Smart meters, those wireless devices that tell the power company how much electricity you’re using, have come under fire for everything from inaccuracy to invading privacy. But in Arizona, a public health study has concluded the devices are unlikely to pose a health risk.
According to an article posted at the web site AZCentral, the state’s Department of Health Services reviewed scientific literature and worked with another state agency on a testing program to make sure meters were operating at their correct radio frequencies.
Researchers tried to create a “worst-case scenario” of radio wave exposure that a homeowner with an installed smart meter might experience.

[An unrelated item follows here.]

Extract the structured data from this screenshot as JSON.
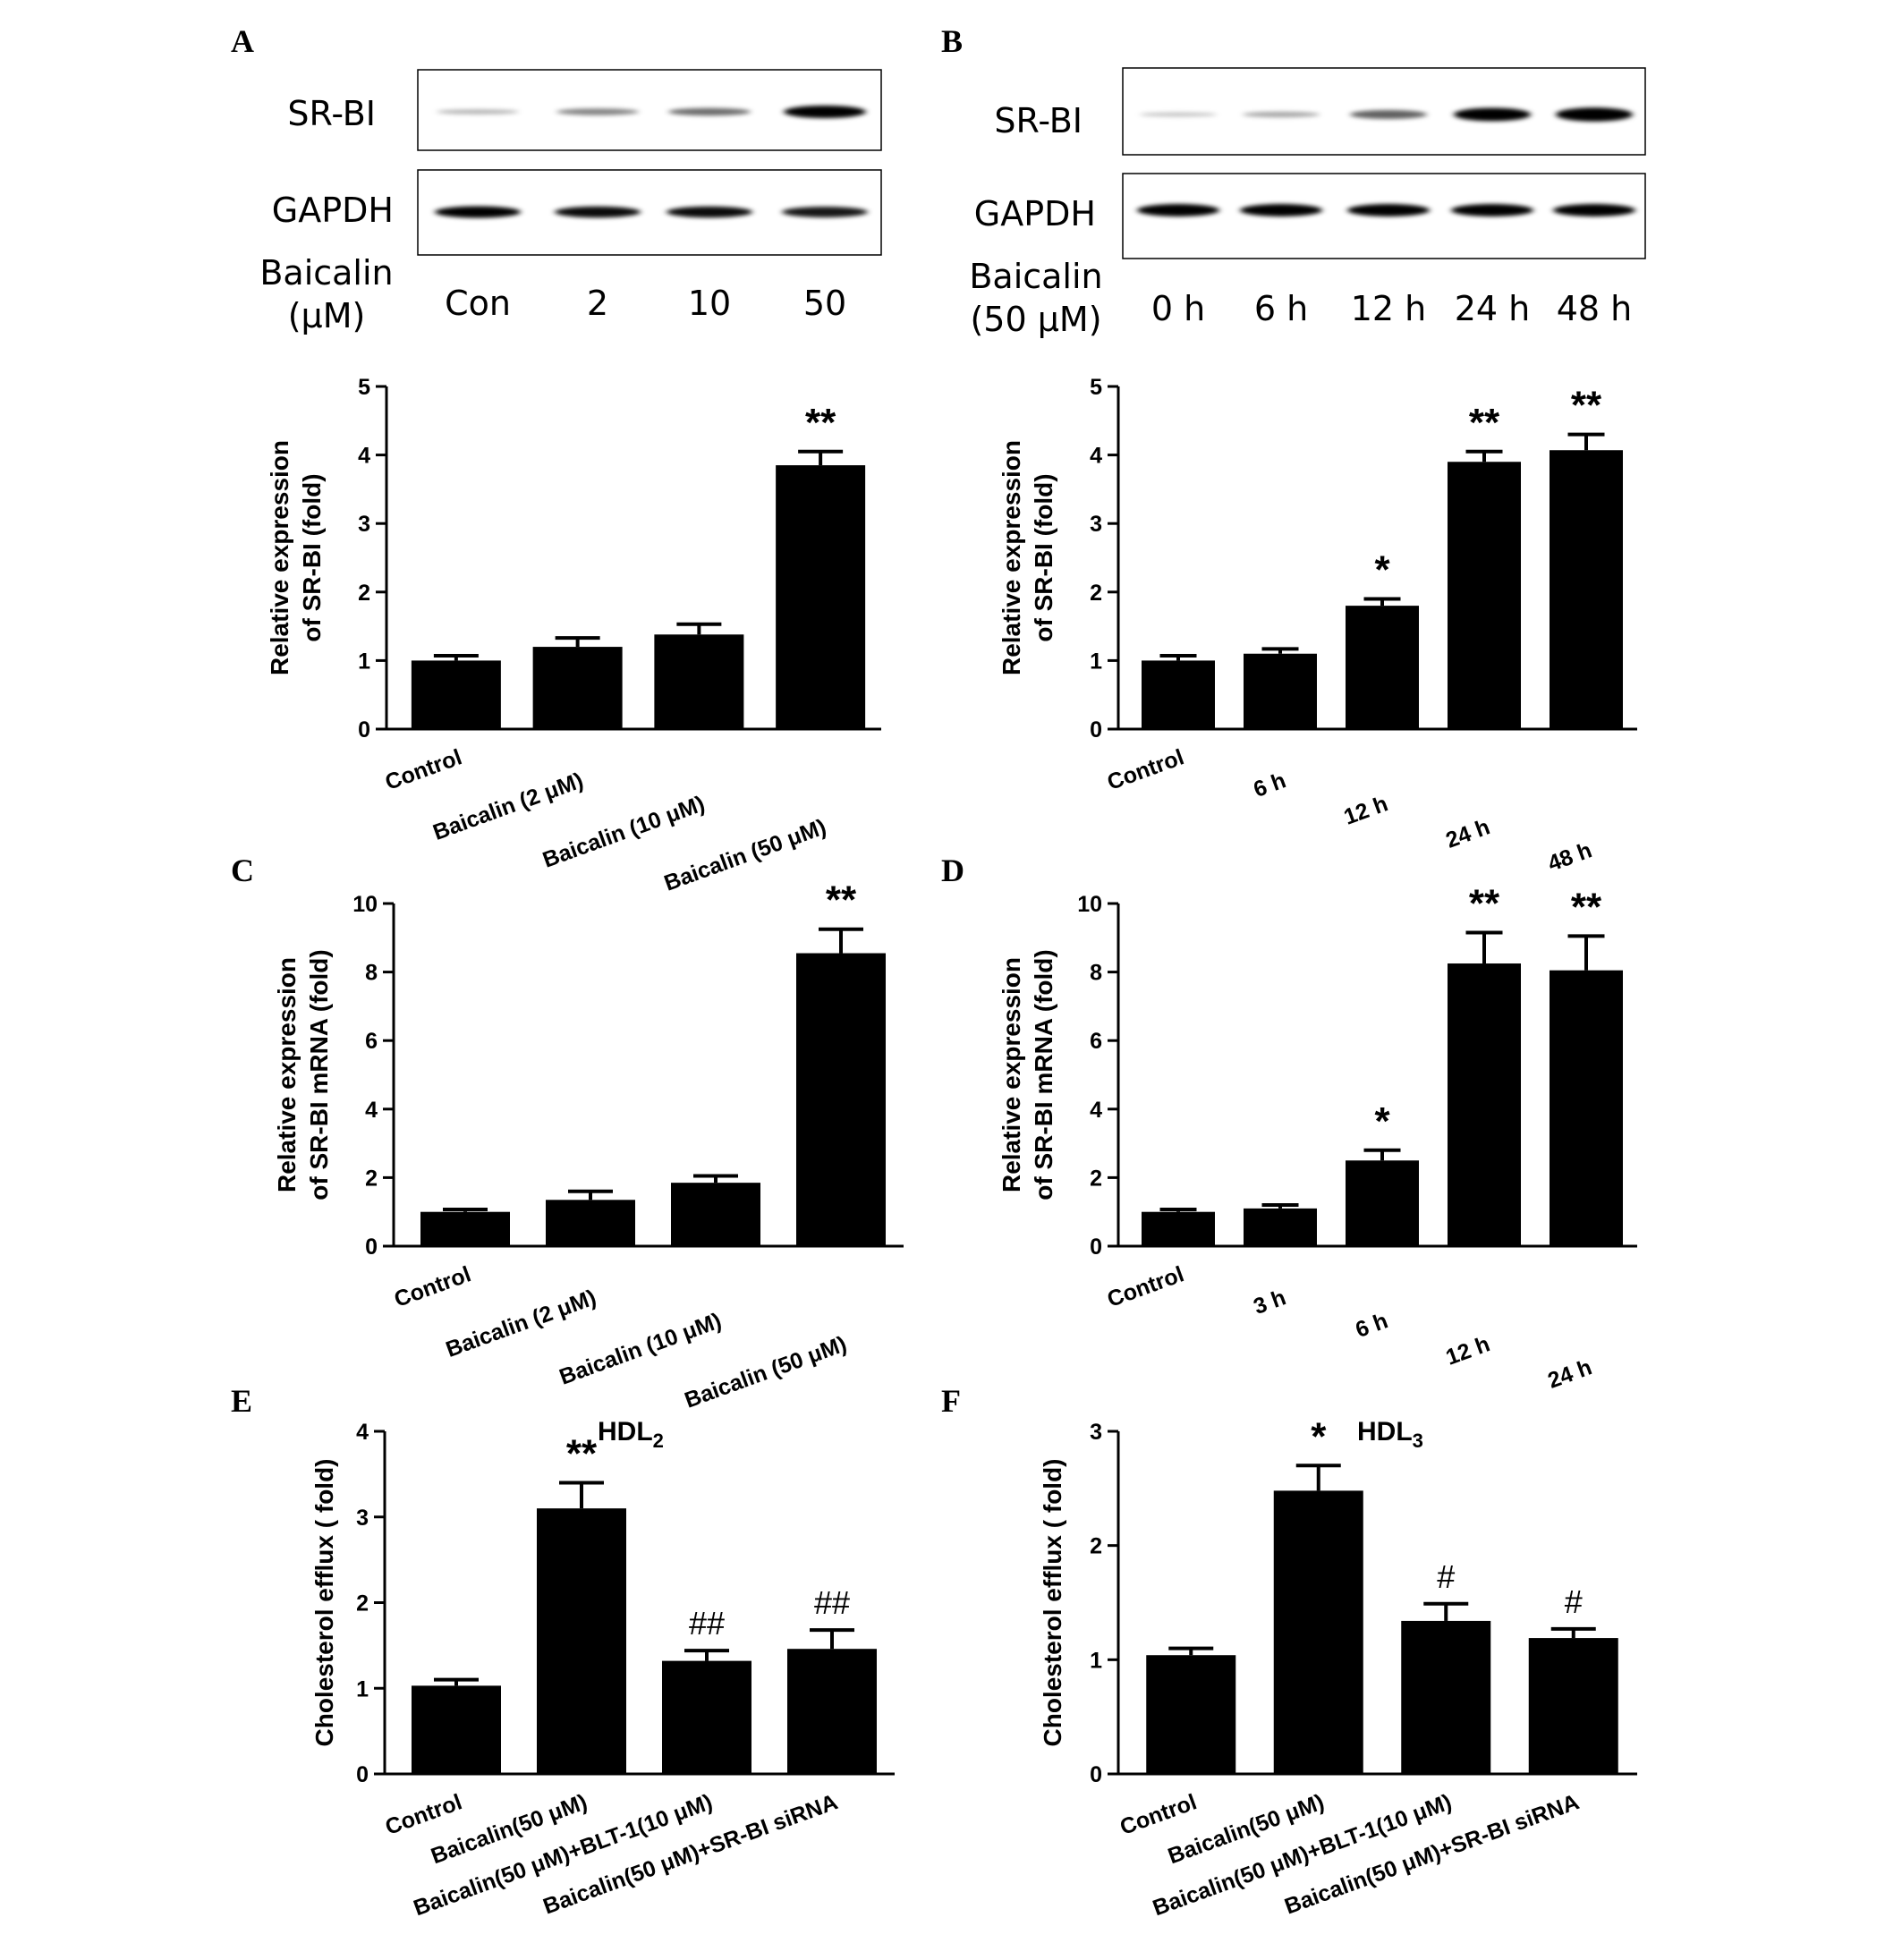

“None of the measured radio frequencies power density [is] at levels of public health concern,” the report says. “With the available information, exposure to meters [is] not likely to harm the health of the public.”
Electric utilities have been installing smart meters all over the country, but they’re controversial. Some ratepayers don’t want them installed on their houses; others have claimed a variety of health issues are caused by the radio waves the meters emit, and say the meters are a threat to privacy.

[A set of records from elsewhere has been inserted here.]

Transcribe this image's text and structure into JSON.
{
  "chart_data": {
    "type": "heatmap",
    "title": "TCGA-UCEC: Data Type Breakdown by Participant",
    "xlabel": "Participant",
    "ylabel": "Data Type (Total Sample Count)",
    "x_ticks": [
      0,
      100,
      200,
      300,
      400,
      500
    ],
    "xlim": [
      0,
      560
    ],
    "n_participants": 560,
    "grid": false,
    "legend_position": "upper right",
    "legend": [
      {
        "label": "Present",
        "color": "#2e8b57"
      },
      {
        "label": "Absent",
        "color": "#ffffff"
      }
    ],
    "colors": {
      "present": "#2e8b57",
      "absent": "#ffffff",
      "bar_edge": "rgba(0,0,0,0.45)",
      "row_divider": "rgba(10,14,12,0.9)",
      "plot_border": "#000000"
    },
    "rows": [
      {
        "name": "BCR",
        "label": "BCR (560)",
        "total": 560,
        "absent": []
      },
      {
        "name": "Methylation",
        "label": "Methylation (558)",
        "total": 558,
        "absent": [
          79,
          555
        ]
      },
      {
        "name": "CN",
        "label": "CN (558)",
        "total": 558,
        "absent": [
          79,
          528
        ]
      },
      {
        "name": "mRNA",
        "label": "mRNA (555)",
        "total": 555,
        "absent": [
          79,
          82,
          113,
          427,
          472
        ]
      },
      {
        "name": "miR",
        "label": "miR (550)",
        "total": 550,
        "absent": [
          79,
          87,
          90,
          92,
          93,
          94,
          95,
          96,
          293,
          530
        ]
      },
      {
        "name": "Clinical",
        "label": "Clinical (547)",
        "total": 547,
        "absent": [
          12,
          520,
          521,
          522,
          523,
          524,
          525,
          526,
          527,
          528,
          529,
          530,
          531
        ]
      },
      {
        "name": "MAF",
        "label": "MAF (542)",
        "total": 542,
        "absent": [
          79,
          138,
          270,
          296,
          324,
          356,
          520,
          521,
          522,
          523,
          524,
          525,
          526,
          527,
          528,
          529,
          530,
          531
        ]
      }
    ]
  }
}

The Arizona Corporation Commission has asked for the study after thousands of ratepayers complained about them. Public health researchers found that some studies have suggested that radio waves have the potential to affect human physiology, the report said, but studies “cannot conclude that the cellular changes necessarily lead to disease.”
One utility, Arizona Public Service Company, has proposed a $75 opt-out fee for those who don’t want the meters, plus another $30 a month. Regulators have yet to make a decision.